We evaluated three demographic axes: gender, education, and age. For each, we measured calibration error (ECE), mean predicted probability, false positive rate, and false negative rate under both the baseline and IPW-corrected models — all on the full-population test set, including rejected applicants.
Where IPW helps: age
The baseline model's ECE gap across age groups was 0.0099. IPW cuts that to 0.0054 — a 45% reduction. The improvement is concentrated on borrowers under 30, where ECE falls from 0.0139 to 0.0107. This is mechanistically consistent: age was the strongest input to the approval filter, so younger applicants were most over-represented in the rejected population. IPW correctly concentrates its corrective effect on the group that selection affected most.
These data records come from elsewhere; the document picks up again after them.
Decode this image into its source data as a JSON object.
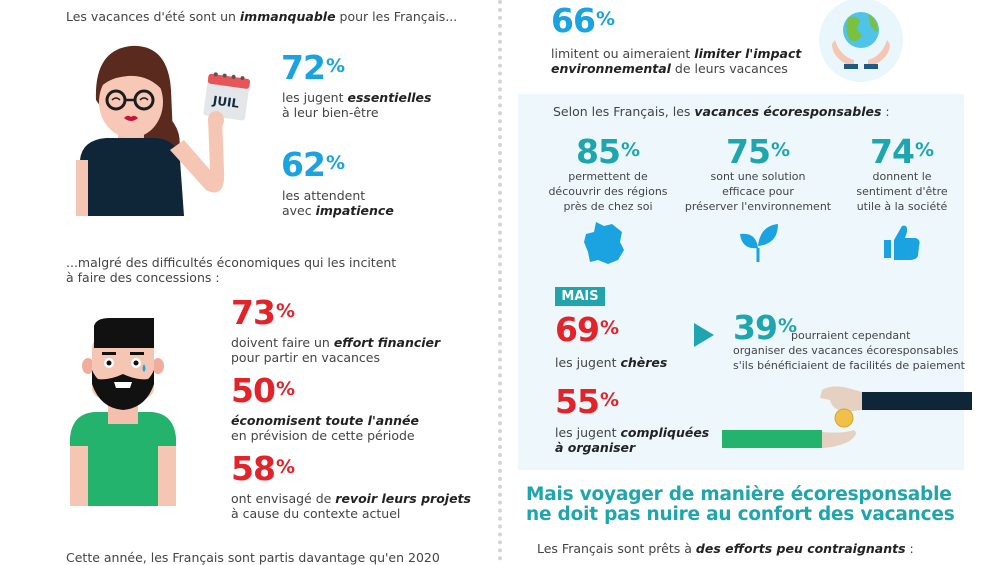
{
  "left": {
    "intro": {
      "pre": "Les vacances d'été sont un ",
      "bold": "immanquable",
      "post": " pour les Français..."
    },
    "calendar_label": "JUIL",
    "stat1": {
      "value": "72",
      "unit": "%",
      "line1_pre": "les jugent ",
      "line1_bold": "essentielles",
      "line2": "à leur bien-être"
    },
    "stat2": {
      "value": "62",
      "unit": "%",
      "line1": "les attendent",
      "line2_pre": "avec ",
      "line2_bold": "impatience"
    },
    "intro2": {
      "line1": "...malgré des difficultés économiques qui les incitent",
      "line2": "à faire des concessions :"
    },
    "stat3": {
      "value": "73",
      "unit": "%",
      "line1_pre": "doivent faire un ",
      "line1_bold": "effort financier",
      "line2": "pour partir en vacances"
    },
    "stat4": {
      "value": "50",
      "unit": "%",
      "line1_bold": "économisent toute l'année",
      "line2": "en prévision de cette période"
    },
    "stat5": {
      "value": "58",
      "unit": "%",
      "line1_pre": "ont envisagé de ",
      "line1_bold": "revoir leurs projets",
      "line2": "à cause du contexte actuel"
    },
    "footer_cut": "Cette année, les Français sont partis davantage qu'en 2020"
  },
  "right": {
    "stat66": {
      "value": "66",
      "unit": "%",
      "line1_pre": "limitent ou aimeraient ",
      "line1_bold": "limiter l'impact",
      "line2_bold": "environnemental",
      "line2_post": " de leurs vacances"
    },
    "panel_title": {
      "pre": "Selon les Français, les ",
      "bold": "vacances écoresponsables",
      "post": " :"
    },
    "cols": [
      {
        "value": "85",
        "unit": "%",
        "lines": [
          "permettent de",
          "découvrir des régions",
          "près de chez soi"
        ],
        "icon": "france-map-icon"
      },
      {
        "value": "75",
        "unit": "%",
        "lines": [
          "sont une solution",
          "efficace pour",
          "préserver l'environnement"
        ],
        "icon": "sprout-icon"
      },
      {
        "value": "74",
        "unit": "%",
        "lines": [
          "donnent le",
          "sentiment d'être",
          "utile à la société"
        ],
        "icon": "thumbs-up-icon"
      }
    ],
    "mais_label": "MAIS",
    "stat69": {
      "value": "69",
      "unit": "%",
      "line1_pre": "les jugent ",
      "line1_bold": "chères"
    },
    "stat39": {
      "value": "39",
      "unit": "%",
      "line1": "pourraient cependant",
      "line2": "organiser des vacances écoresponsables",
      "line3": "s'ils bénéficiaient de facilités de paiement"
    },
    "stat55": {
      "value": "55",
      "unit": "%",
      "line1_pre": "les jugent ",
      "line1_bold": "compliquées",
      "line2_bold": "à organiser"
    },
    "headline": {
      "line1": "Mais voyager de manière écoresponsable",
      "line2": "ne doit pas nuire au confort des vacances"
    },
    "efforts": {
      "pre": "Les Français sont prêts à ",
      "bold": "des efforts peu contraignants",
      "post": " :"
    }
  },
  "colors": {
    "blue": "#1aa3e0",
    "red": "#e2232a",
    "teal": "#1fa5ad",
    "panel": "#eef8fc"
  }
}
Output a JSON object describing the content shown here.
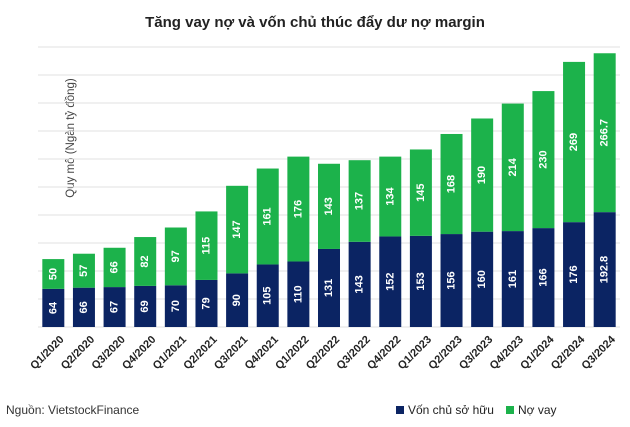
{
  "chart_data": {
    "type": "bar",
    "stacked": true,
    "title": "Tăng vay nợ và vốn chủ thúc đẩy dư nợ margin",
    "ylabel": "Quy mô (Ngàn tỷ đồng)",
    "xlabel": "",
    "ylim": [
      0,
      470
    ],
    "grid": true,
    "legend_position": "bottom-right",
    "categories": [
      "Q1/2020",
      "Q2/2020",
      "Q3/2020",
      "Q4/2020",
      "Q1/2021",
      "Q2/2021",
      "Q3/2021",
      "Q4/2021",
      "Q1/2022",
      "Q2/2022",
      "Q3/2022",
      "Q4/2022",
      "Q1/2023",
      "Q2/2023",
      "Q3/2023",
      "Q4/2023",
      "Q1/2024",
      "Q2/2024",
      "Q3/2024"
    ],
    "series": [
      {
        "name": "Vốn chủ sở hữu",
        "color": "#0b2463",
        "values": [
          64,
          66,
          67,
          69,
          70,
          79,
          90,
          105,
          110,
          131,
          143,
          152,
          153,
          156,
          160,
          161,
          166,
          176,
          192.8
        ],
        "labels": [
          "64",
          "66",
          "67",
          "69",
          "70",
          "79",
          "90",
          "105",
          "110",
          "131",
          "143",
          "152",
          "153",
          "156",
          "160",
          "161",
          "166",
          "176",
          "192.8"
        ]
      },
      {
        "name": "Nợ vay",
        "color": "#1cb24b",
        "values": [
          50,
          57,
          66,
          82,
          97,
          115,
          147,
          161,
          176,
          143,
          137,
          134,
          145,
          168,
          190,
          214,
          230,
          269,
          266.7
        ],
        "labels": [
          "50",
          "57",
          "66",
          "82",
          "97",
          "115",
          "147",
          "161",
          "176",
          "143",
          "137",
          "134",
          "145",
          "168",
          "190",
          "214",
          "230",
          "269",
          "266.7"
        ]
      }
    ]
  },
  "source": "Nguồn: VietstockFinance"
}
Where IPW is neutral: gender and education
Gender ECE gap changes by +0.0004. Education ECE gap changes by +0.0008. Both within sampling noise. Neither represents a meaningful directional shift. Gender and education weren't primary drivers of the approval filter, so there was no selection-induced calibration distortion along those axes for IPW to correct — and it didn't introduce new distortions either.
The threshold problem
At a fixed population-level decision threshold, IPW widens the FNR gap on age from 0.4193 to 0.4589. This sounds bad, but the mechanism is specific: IPW pushes predicted probabilities upward for younger, higher-risk applicants (who look most like the rejected population), which at a fixed threshold improves detection of young defaulters (under-30 FNR drops from 0.1741 to 0.1674) while worsening detection of older ones (60+ FNR rises from 0.5934 to 0.6262).
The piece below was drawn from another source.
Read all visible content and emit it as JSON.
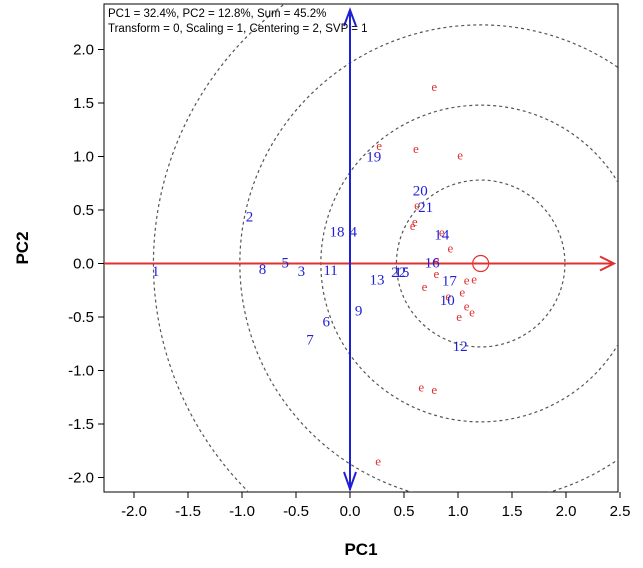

The 60+ group suffers most because their true default rate (5.1%) already sits below the population-level threshold. A small upward shift in their predicted probabilities is insufficient to flip their classification. This is a property of single-threshold decision rules, not a failure of IPW — it requires segment-specific thresholds to resolve.
IPW improves fairness precisely where selection bias was the underlying cause of disparity, and stays out of the way elsewhere. For regulatory reporting, that's the ideal behavior. For threshold-based error rate disparity, probability recalibration alone is not sufficient — segment-specific thresholds or explicit fairness constraints during training are required.